Thursday, February 16, 2012
In Theaters: "Bullhead"
The more pressing concern is Jacky (Matthias Schoenaerts), a muscled-up family cattle farmer who, it is slowly and carefully revealed, has a very specific and personal interest in hormone injections. He is courted by a local meat kingpin, De Kuyper (Sam Louwyck), but Jacky is hesitant to get involved, particularly because a cop investigating hormone trafficking has recently been murdered. That killing, its specifics, and the police investigation of it provide additional flash; this is a busy story, filled with footnotes and sidebars that don’t always add up. But the density of the narrative makes the film at least superficially richer, even if it does take a bit of time to get straight who’s who, who’s done what, and why. (I suspect that this, like Tinker Tailor Soldier Spy, is a film that requires a second viewing for the sake of clarity.)

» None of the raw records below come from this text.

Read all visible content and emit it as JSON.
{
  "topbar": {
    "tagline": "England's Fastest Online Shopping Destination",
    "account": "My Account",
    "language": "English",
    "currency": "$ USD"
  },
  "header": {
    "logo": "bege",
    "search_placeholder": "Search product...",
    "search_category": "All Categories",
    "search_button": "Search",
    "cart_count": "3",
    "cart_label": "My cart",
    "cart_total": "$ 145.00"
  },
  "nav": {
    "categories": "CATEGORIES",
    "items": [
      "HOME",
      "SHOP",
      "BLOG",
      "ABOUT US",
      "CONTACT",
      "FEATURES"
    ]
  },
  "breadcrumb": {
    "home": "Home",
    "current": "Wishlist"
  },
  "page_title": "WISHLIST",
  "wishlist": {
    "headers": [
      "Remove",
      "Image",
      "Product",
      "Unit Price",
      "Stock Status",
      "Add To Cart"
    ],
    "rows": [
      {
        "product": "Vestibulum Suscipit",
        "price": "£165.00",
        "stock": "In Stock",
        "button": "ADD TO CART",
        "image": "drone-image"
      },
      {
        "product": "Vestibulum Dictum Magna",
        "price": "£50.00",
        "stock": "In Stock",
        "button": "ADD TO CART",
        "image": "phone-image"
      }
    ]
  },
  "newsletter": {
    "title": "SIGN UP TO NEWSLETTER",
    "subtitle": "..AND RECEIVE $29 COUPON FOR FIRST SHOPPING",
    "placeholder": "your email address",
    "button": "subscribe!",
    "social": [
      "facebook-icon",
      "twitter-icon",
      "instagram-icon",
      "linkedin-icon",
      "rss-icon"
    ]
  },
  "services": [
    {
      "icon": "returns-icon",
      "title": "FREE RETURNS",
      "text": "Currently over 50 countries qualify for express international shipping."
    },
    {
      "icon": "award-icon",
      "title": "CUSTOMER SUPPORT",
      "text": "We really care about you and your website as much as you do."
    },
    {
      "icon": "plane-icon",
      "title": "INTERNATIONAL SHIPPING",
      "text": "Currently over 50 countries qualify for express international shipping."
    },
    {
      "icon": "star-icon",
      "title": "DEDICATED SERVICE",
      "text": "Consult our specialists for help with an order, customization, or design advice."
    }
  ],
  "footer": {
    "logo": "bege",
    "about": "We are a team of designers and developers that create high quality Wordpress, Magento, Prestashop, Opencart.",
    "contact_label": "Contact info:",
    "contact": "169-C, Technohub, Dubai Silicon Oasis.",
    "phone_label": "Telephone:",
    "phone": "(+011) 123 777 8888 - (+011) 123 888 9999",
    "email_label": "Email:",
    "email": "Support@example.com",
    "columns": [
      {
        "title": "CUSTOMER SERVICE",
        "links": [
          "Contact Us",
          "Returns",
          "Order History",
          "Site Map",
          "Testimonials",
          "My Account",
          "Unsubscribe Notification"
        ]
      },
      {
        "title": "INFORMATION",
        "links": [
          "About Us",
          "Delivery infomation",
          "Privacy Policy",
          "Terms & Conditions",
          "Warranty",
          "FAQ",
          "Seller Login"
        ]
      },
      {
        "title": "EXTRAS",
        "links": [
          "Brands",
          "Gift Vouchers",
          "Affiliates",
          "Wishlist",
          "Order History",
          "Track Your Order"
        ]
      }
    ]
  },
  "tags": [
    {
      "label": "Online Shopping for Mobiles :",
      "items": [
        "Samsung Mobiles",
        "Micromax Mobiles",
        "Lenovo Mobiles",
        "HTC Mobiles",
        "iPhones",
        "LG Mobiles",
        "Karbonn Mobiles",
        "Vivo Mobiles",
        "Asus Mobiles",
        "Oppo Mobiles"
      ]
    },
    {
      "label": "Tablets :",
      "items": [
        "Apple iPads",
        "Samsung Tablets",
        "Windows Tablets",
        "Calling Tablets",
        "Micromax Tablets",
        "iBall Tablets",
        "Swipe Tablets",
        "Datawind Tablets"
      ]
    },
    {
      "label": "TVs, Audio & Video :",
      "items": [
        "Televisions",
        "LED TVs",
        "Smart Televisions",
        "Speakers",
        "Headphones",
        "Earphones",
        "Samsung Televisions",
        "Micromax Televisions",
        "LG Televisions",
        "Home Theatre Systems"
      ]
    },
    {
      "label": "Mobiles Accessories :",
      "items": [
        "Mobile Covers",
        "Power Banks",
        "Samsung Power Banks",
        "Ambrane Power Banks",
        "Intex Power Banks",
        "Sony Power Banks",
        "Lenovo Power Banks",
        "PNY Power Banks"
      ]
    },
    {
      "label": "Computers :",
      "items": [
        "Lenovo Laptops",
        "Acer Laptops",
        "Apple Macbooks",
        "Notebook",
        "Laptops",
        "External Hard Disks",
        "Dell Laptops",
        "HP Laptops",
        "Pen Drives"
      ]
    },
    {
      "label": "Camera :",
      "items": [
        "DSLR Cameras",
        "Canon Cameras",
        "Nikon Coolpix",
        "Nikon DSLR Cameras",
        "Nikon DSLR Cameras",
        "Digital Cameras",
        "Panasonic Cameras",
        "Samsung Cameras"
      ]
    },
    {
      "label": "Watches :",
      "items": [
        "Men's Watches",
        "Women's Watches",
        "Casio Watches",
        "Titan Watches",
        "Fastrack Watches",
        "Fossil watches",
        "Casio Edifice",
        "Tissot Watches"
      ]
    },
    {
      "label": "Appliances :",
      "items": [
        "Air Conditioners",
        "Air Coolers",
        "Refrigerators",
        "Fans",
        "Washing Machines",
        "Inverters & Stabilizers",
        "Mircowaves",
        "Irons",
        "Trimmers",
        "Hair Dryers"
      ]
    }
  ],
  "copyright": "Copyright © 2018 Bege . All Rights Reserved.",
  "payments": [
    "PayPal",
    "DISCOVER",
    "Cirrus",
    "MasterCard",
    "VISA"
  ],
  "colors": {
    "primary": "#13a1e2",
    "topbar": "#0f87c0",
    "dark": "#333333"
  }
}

Ultimately, this is Jacky’s story, told with a fluidity of time and an unflinching proximity. Schoenaerts is a giant, terrifying actor, but he conveys a vulnerability that contradicts his massive physical presence; you’re not always sure exactly what he’s doing, and he doesn’t always do the right thing, but he is a figure of tremendous audience sympathy (and curiosity). Schoenaerts never plays for that sympathy, however; in retrospect, it’s not entirely clear how he manages to put across a personality, since the performance seems so singularly opaque. I think it has to do with his rhythms; everything he says and does is just a beat or so behind everyone else, giving us a sense that he’s constantly thinking, constantly considering, and often regretting.
Roskam adopts a grimy aesthetic that unifies well with the picture’s ultimately nihilistic world view (the introductory voice-over ends with the bon mot “You’re always fucked,” which isn’t the cheeriest opening salvo). He’s got a simple, unassuming style, most scenes played straight down the middle, but punctuated by bursts of cold, brutal violence. If he’s guilty of occasionally leaving audiences in the dark, he provides a helpful (and stylish) filling-in-the-blanks section to kick off the film’s final quarter, and with those questions answered, the closing sequences unfold with a heavy heart and sad inevitability, yet with a sustained urgency as well. The final moments intertwine the past and the present wistfully, and the closing mood is a bit more bittersweet than expected. Bullhead wanders a bit, and it could have used a bit of tightening, pace-wise. But it provides an ideal showcase for an exciting new filmmaker and an accomplished actor worth keeping an eye on.